Atac: dai cellulari dei manager spesi 400mila euro all’anno
Un nuovo scandalo coinvolge l'Atac: la società di trasporti pubblici di Roma controllata dal Campidoglio finisce al centro di una polemica per le spese telefoniche sostenute dai suoi dirigenti. I numeri sono da capogiro: complessivamente, solo usando cellulari, l'azienda spende tra i 50 e i 70 mila euro a bimestre, e comunque non meno di 400 mila euro all'anno. Una cifra spropositata, specialmente in un periodo in cui i gestori telefonico combattono una guerra al ribasso. Chè chi spende 300 euro al mese e chi, additittura, è arrivato a consumare 2.740 euro nel primo bimestre del 2013.

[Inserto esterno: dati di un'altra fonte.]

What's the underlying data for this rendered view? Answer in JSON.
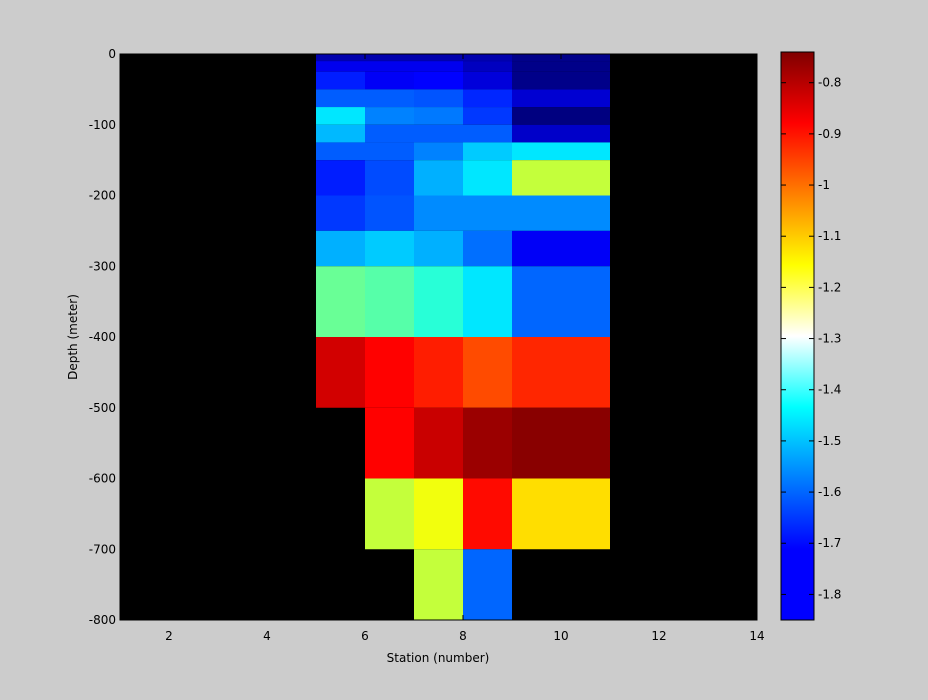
{
  "chart_data": {
    "type": "heatmap",
    "xlabel": "Station (number)",
    "ylabel": "Depth (meter)",
    "xlim": [
      1,
      14
    ],
    "ylim": [
      -800,
      0
    ],
    "xticks": [
      2,
      4,
      6,
      8,
      10,
      12,
      14
    ],
    "yticks": [
      0,
      -100,
      -200,
      -300,
      -400,
      -500,
      -600,
      -700,
      -800
    ],
    "colorbar": {
      "colormap": "jet",
      "clim": [
        -1.85,
        -0.74
      ],
      "ticks": [
        -0.8,
        -0.9,
        -1,
        -1.1,
        -1.2,
        -1.3,
        -1.4,
        -1.5,
        -1.6,
        -1.7,
        -1.8
      ]
    },
    "background_color": "#000000",
    "x_edges": [
      5,
      6,
      7,
      8,
      9,
      11
    ],
    "cells": [
      {
        "depth": [
          0,
          -10
        ],
        "values": [
          -1.8,
          -1.8,
          -1.8,
          -1.8,
          -1.84
        ]
      },
      {
        "depth": [
          -10,
          -25
        ],
        "values": [
          -1.73,
          -1.73,
          -1.73,
          -1.78,
          -1.84
        ]
      },
      {
        "depth": [
          -25,
          -50
        ],
        "values": [
          -1.68,
          -1.72,
          -1.71,
          -1.75,
          -1.84
        ]
      },
      {
        "depth": [
          -50,
          -75
        ],
        "values": [
          -1.61,
          -1.61,
          -1.62,
          -1.67,
          -1.76
        ]
      },
      {
        "depth": [
          -75,
          -100
        ],
        "values": [
          -1.46,
          -1.57,
          -1.58,
          -1.65,
          -1.85
        ]
      },
      {
        "depth": [
          -100,
          -125
        ],
        "values": [
          -1.51,
          -1.61,
          -1.61,
          -1.61,
          -1.77
        ]
      },
      {
        "depth": [
          -125,
          -150
        ],
        "values": [
          -1.61,
          -1.61,
          -1.57,
          -1.49,
          -1.46
        ]
      },
      {
        "depth": [
          -150,
          -200
        ],
        "values": [
          -1.68,
          -1.63,
          -1.52,
          -1.46,
          -1.22
        ]
      },
      {
        "depth": [
          -200,
          -250
        ],
        "values": [
          -1.65,
          -1.62,
          -1.56,
          -1.56,
          -1.56
        ]
      },
      {
        "depth": [
          -250,
          -300
        ],
        "values": [
          -1.52,
          -1.49,
          -1.52,
          -1.59,
          -1.72
        ]
      },
      {
        "depth": [
          -300,
          -400
        ],
        "values": [
          -1.32,
          -1.34,
          -1.39,
          -1.46,
          -1.6
        ]
      },
      {
        "depth": [
          -400,
          -500
        ],
        "values": [
          -0.83,
          -0.88,
          -0.91,
          -0.96,
          -0.92
        ]
      },
      {
        "depth": [
          -500,
          -600
        ],
        "values": [
          null,
          -0.88,
          -0.82,
          -0.77,
          -0.75
        ]
      },
      {
        "depth": [
          -600,
          -700
        ],
        "values": [
          null,
          -1.22,
          -1.17,
          -0.89,
          -1.12
        ]
      },
      {
        "depth": [
          -700,
          -800
        ],
        "values": [
          null,
          null,
          -1.22,
          -1.6,
          null
        ]
      }
    ]
  }
}
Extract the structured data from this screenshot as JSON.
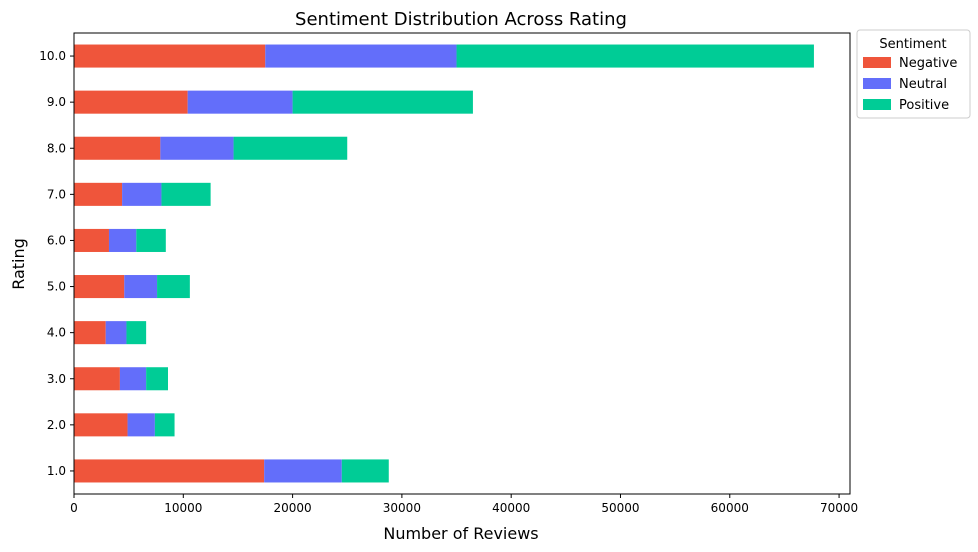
{
  "chart_data": {
    "type": "bar",
    "orientation": "horizontal",
    "stacked": true,
    "title": "Sentiment Distribution Across Rating",
    "xlabel": "Number of Reviews",
    "ylabel": "Rating",
    "categories": [
      "1.0",
      "2.0",
      "3.0",
      "4.0",
      "5.0",
      "6.0",
      "7.0",
      "8.0",
      "9.0",
      "10.0"
    ],
    "series": [
      {
        "name": "Negative",
        "color": "#EF553B",
        "values": [
          17400,
          4900,
          4200,
          2900,
          4600,
          3200,
          4400,
          7900,
          10400,
          17500
        ]
      },
      {
        "name": "Neutral",
        "color": "#636EFA",
        "values": [
          7100,
          2500,
          2400,
          1900,
          3000,
          2500,
          3600,
          6700,
          9600,
          17500
        ]
      },
      {
        "name": "Positive",
        "color": "#00CC96",
        "values": [
          4300,
          1800,
          2000,
          1800,
          3000,
          2700,
          4500,
          10400,
          16500,
          32700
        ]
      }
    ],
    "xlim": [
      0,
      71000
    ],
    "xticks": [
      0,
      10000,
      20000,
      30000,
      40000,
      50000,
      60000,
      70000
    ],
    "grid": false,
    "legend": {
      "title": "Sentiment",
      "placement": "outside-top-right"
    }
  }
}
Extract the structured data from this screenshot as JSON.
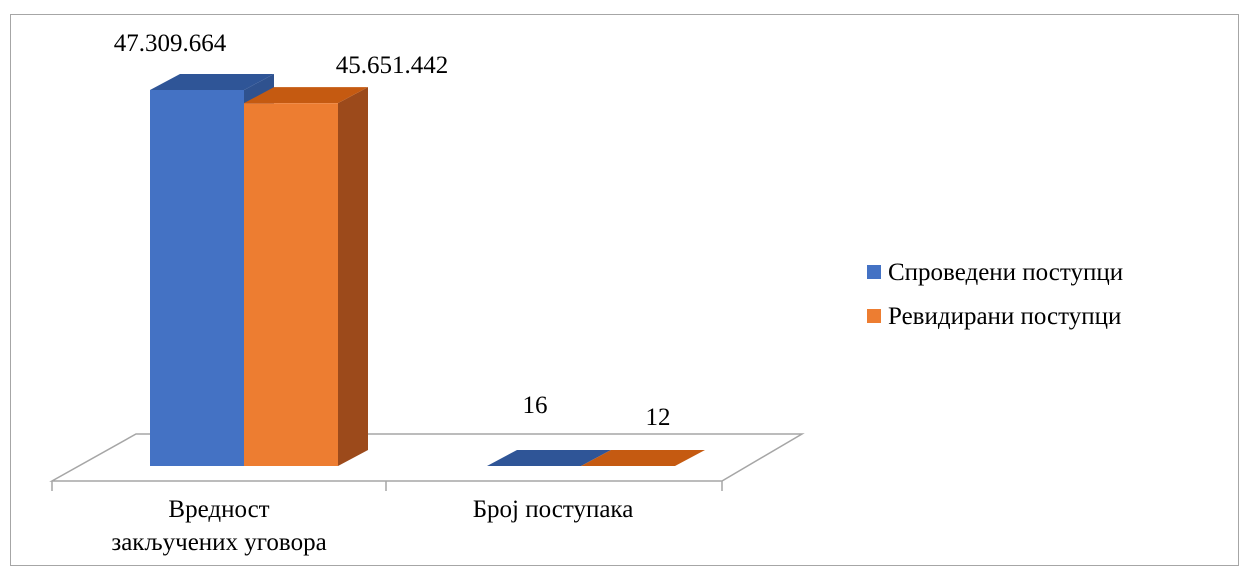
{
  "chart_data": {
    "type": "bar",
    "style": "3d-clustered-column",
    "categories": [
      [
        "Вредност",
        "закључених уговора"
      ],
      [
        "Број поступака"
      ]
    ],
    "series": [
      {
        "name": "Спроведени поступци",
        "values": [
          47309664,
          16
        ],
        "labels": [
          "47.309.664",
          "16"
        ],
        "color": "#4472c4",
        "top_color": "#2f5597",
        "side_color": "#2f528f"
      },
      {
        "name": "Ревидирани поступци",
        "values": [
          45651442,
          12
        ],
        "labels": [
          "45.651.442",
          "12"
        ],
        "color": "#ed7d31",
        "top_color": "#c55a11",
        "side_color": "#9c4a1b"
      }
    ],
    "ylim": [
      0,
      47309664
    ],
    "legend_position": "right",
    "grid": false,
    "title": "",
    "xlabel": "",
    "ylabel": ""
  }
}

Eppure, come spiega Repubblica, ai vertici della società sembra assai complicato abbattere questa voce, frutto soprattutto dei benefit di cui godono numerosi manager. Il risultato, tuttavia, è che centinaia di migliaia di euro all'anno finiscono per pesare sulla collettività, come non bastassero le altre cifre che il Campidoglio è costretta a sborsare. Gianni Alemanno, ex sindaco di Roma, nella sua Relazione di Fine Mandato ha affermato che Atac e Ama insieme hanno comportato un esborso di 1,8 miliardi di euro alle varie amministrazioni che hanno governato la città.